When she'd finished cleaning, she threw her mask and hair cover and gloves into the garbage, fetched a clean uniform and shoes from her van, and, in the Traynor's guest bath, washed her face and hands and arms, washed every exposed part of herself, dropping her soiled garments and shoes in a plastic bag to be discarded. She'd bill Traynor for replacements. Cleaning up after a murder didn't hold a candle to this.

Returning to the kitchen to fetch the vacuum, the thought struck her that not only raccoons but a man could have been shot in there.

How silly. Did she always have to imagine more than was possible?

And yet…

If there had been a man, she thought, panicked, she had destroyed the evidence.

Hurrying out to the garbage can, she hauled out the plastic bags she had filled and opened the two at the bottom.

Raccoons. Badly mangled. Surely that accounted for the blood and gore.
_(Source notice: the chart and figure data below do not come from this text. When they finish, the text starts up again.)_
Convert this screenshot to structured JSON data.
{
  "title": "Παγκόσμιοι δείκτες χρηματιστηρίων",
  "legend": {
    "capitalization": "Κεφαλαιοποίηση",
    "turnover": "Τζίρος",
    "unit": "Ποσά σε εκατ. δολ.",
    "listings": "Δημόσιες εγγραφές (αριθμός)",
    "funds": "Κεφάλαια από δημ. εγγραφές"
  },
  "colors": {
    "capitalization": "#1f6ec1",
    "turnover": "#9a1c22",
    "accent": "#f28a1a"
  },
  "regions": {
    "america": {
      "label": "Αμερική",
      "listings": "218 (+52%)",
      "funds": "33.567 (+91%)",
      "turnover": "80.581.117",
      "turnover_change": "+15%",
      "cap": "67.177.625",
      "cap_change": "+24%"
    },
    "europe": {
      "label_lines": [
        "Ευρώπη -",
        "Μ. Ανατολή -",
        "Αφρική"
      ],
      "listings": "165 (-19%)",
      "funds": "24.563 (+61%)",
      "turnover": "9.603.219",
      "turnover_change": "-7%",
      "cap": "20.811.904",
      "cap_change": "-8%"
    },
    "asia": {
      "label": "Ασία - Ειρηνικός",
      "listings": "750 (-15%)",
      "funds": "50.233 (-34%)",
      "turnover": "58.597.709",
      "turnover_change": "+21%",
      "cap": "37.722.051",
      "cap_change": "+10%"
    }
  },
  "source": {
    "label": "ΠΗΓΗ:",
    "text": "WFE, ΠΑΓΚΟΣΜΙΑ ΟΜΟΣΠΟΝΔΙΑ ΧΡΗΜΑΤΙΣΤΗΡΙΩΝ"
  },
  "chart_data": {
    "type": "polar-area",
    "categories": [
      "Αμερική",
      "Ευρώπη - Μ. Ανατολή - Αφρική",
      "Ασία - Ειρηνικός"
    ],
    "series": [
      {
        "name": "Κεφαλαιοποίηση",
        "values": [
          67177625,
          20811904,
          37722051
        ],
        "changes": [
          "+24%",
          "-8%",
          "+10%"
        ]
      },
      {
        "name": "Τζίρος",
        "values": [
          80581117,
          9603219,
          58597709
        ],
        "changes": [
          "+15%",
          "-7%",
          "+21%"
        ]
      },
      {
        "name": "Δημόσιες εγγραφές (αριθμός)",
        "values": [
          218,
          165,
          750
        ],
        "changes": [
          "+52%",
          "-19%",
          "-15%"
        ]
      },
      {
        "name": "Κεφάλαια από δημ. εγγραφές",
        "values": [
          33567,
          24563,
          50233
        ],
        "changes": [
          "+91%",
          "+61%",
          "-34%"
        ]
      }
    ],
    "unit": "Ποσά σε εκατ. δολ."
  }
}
Tying up the bags again and stuffing everything back on top, she closed the lid tightly and went inside to scrub herself all over again-and to call the police department. Her feelings about Elliott Traynor, which had before today deteriorated from admiration to puzzled unease, had turned to disgust.

She supposed she was too inclined to see her heroes as giants above reproach. She expected Elliott Traynor to be without any possible fault.

Though she didn't suppose that it was illegal to shoot raccoons, under the circumstances, she thought she ought to tell Max of the incident, thought there might be some reason that he would need to know this. When she'd placed the call, the dispatcher told her Captain Harper was in court. She left a message for him to call her, she didn't want to tell the dispatcher why. She felt tired, enervated. Felt used and unnaturally defenseless-not her usual state of mind.

She wanted to see Max and feel the strength of him holding her, wanted to hear some wisecrack, some wry comment about murdered raccoons, some twisted cop humor that would make her laugh.

But then when she went to dust the dining room and mop its tile floor, she found Traynor's note. It lay on the table beside a hundred-dollar bill.

Ms. Getz:

Raccoons got in the pantry. No time to call anyone. I shot them with a target pistol. Sorry for the mess. Here's an extra hundred. Appreciate if you don't mention this. Embarrassing scene I’d not want talked about.

Not a graceful communication. Short and abrupt. Well, what did she want, a eulogy to dead raccoons? She felt inclined to leave his hundred-dollar bill. Surely Traynor had intended this as a bribe.

But she had more than earned the hundred, cleaning up his mess. If she didn't take it now, she'd be billing him for the extra work. Likely the money was intended as both payment and bribe.

She called it earned, slipped it her pocket, and got on with the vacuuming. She did the living room and front bedroom, emptying the wastebaskets with distaste, where Vivi's cherry seeds stuck to the plastic liners. Only when she started on Traynor's study did she slow her pace.